Как реагировал на все эти выпады сам поэт? Похоже, почти никак. От многозвучного шума, неожиданно разыгравшегося вокруг его книги, он «бежит» сначала в Киев — потом в Париж — потом в Окуловку — потом в Аддис-Абебу. Впрочем, сложные гумилевские маршруты 1910 года мы уже описывали в предыдущей главе.
Конечно, «Жемчуга» были перегружены — в том числе и посредственными стихами. 67 стихотворений второй книги плюс приложенные к ним 46 стихотворений первой — явный перебор для 24-летнего поэта. Впрочем, умение трезво оценивать собственные тексты в молодости — вообще редкость.

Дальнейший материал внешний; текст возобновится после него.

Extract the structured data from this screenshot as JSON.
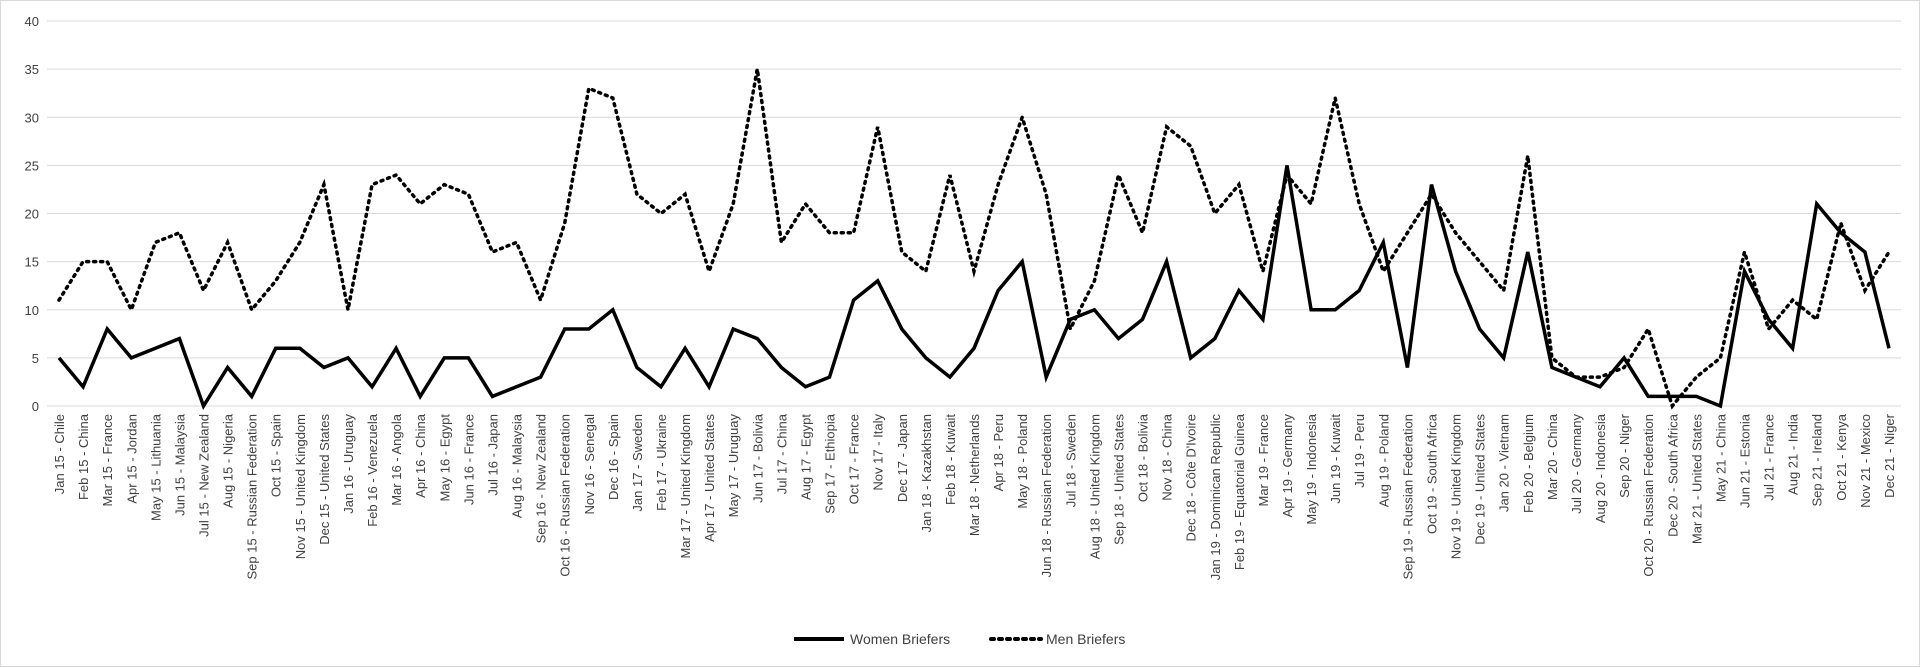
{
  "chart_data": {
    "type": "line",
    "title": "",
    "xlabel": "",
    "ylabel": "",
    "ylim": [
      0,
      40
    ],
    "yticks": [
      0,
      5,
      10,
      15,
      20,
      25,
      30,
      35,
      40
    ],
    "grid": "horizontal",
    "legend_position": "bottom-center",
    "categories": [
      "Jan 15 - Chile",
      "Feb 15 - China",
      "Mar 15 - France",
      "Apr 15 - Jordan",
      "May 15 - Lithuania",
      "Jun 15 - Malaysia",
      "Jul 15 - New Zealand",
      "Aug 15 - Nigeria",
      "Sep 15 - Russian Federation",
      "Oct 15 - Spain",
      "Nov 15 - United Kingdom",
      "Dec 15 - United States",
      "Jan 16 - Uruguay",
      "Feb 16 - Venezuela",
      "Mar 16 - Angola",
      "Apr 16 - China",
      "May 16 - Egypt",
      "Jun 16 - France",
      "Jul 16 - Japan",
      "Aug 16 - Malaysia",
      "Sep 16 - New Zealand",
      "Oct 16 - Russian Federation",
      "Nov 16 - Senegal",
      "Dec 16 - Spain",
      "Jan 17 - Sweden",
      "Feb 17 - Ukraine",
      "Mar 17 - United Kingdom",
      "Apr 17 - United States",
      "May 17 - Uruguay",
      "Jun 17 - Bolivia",
      "Jul 17 - China",
      "Aug 17 - Egypt",
      "Sep 17 - Ethiopia",
      "Oct 17 - France",
      "Nov 17 - Italy",
      "Dec 17 - Japan",
      "Jan 18 - Kazakhstan",
      "Feb 18 - Kuwait",
      "Mar 18 - Netherlands",
      "Apr 18 - Peru",
      "May 18 - Poland",
      "Jun 18 - Russian Federation",
      "Jul 18 - Sweden",
      "Aug 18 - United Kingdom",
      "Sep 18 - United States",
      "Oct 18 - Bolivia",
      "Nov 18 - China",
      "Dec 18 - Côte D'Ivoire",
      "Jan 19 - Dominican Republic",
      "Feb 19 - Equatorial Guinea",
      "Mar 19 - France",
      "Apr 19 - Germany",
      "May 19 - Indonesia",
      "Jun 19 - Kuwait",
      "Jul 19 - Peru",
      "Aug 19 - Poland",
      "Sep 19 - Russian Federation",
      "Oct 19 - South Africa",
      "Nov 19 - United Kingdom",
      "Dec 19 - United States",
      "Jan 20 - Vietnam",
      "Feb 20 - Belgium",
      "Mar 20 - China",
      "Jul 20 - Germany",
      "Aug 20 - Indonesia",
      "Sep 20 - Niger",
      "Oct 20 - Russian Federation",
      "Dec 20 - South Africa",
      "Mar 21 - United States",
      "May 21 - China",
      "Jun 21 - Estonia",
      "Jul 21 - France",
      "Aug 21 - India",
      "Sep 21 - Ireland",
      "Oct 21 - Kenya",
      "Nov 21 - Mexico",
      "Dec 21 - Niger"
    ],
    "series": [
      {
        "name": "Women Briefers",
        "style": "solid",
        "color": "#000000",
        "values": [
          5,
          2,
          8,
          5,
          6,
          7,
          0,
          4,
          1,
          6,
          6,
          4,
          5,
          2,
          6,
          1,
          5,
          5,
          1,
          2,
          3,
          8,
          8,
          10,
          4,
          2,
          6,
          2,
          8,
          7,
          4,
          2,
          3,
          11,
          13,
          8,
          5,
          3,
          6,
          12,
          15,
          3,
          9,
          10,
          7,
          9,
          15,
          5,
          7,
          12,
          9,
          25,
          10,
          10,
          12,
          17,
          4,
          23,
          14,
          8,
          5,
          16,
          4,
          3,
          2,
          5,
          1,
          1,
          1,
          0,
          14,
          9,
          6,
          21,
          18,
          16,
          6
        ]
      },
      {
        "name": "Men Briefers",
        "style": "dotted",
        "color": "#000000",
        "values": [
          11,
          15,
          15,
          10,
          17,
          18,
          12,
          17,
          10,
          13,
          17,
          23,
          10,
          23,
          24,
          21,
          23,
          22,
          16,
          17,
          11,
          19,
          33,
          32,
          22,
          20,
          22,
          14,
          21,
          35,
          17,
          21,
          18,
          18,
          29,
          16,
          14,
          24,
          14,
          23,
          30,
          22,
          8,
          13,
          24,
          18,
          29,
          27,
          20,
          23,
          14,
          24,
          21,
          32,
          21,
          14,
          18,
          22,
          18,
          15,
          12,
          26,
          5,
          3,
          3,
          4,
          8,
          0,
          3,
          5,
          16,
          8,
          11,
          9,
          19,
          12,
          16
        ]
      }
    ]
  }
}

И разумеется, в экзотических образах молодого поэта был элемент «бутафории», — но он носил в известной степени сознательный характер. Лишь Росмер сквозь зубы признал, что Гумилев «умеет улыбаться», — и никто не почувствовал тонкой иронии, сквозящей местами за нагромождением невероятных ландшафтов, звучных имен и непривычных русскому глазу животных. Посвящение многих сбило с толку: критики не заметили, что экзотизм молодого Гумилева, в сущности, не брюсовский. Ведь и сам Брюсов в этой стороне своего творчества восходит к парнасцам, которых Гумилев, естественно, знал в оригинале. Этот невинный экзотизм, зародившийся на ледяных леконт-де-лилевских высотах, постепенно становился частью массовой культуры эпохи. Через шесть-семь лет, уже перед самой революцией, попугаи запорхают и корабли заплещут парусами «в синем и далеком океане» песенок Вертинского — чтобы благополучно, невзирая ни на что, допорхать и доплескать до поздней сталинской эпохи. Молодой Гумилев изящно балансировал на грани того, что позднее назовут кичем. Едва ли он совсем не отдавал в этом себе отчета.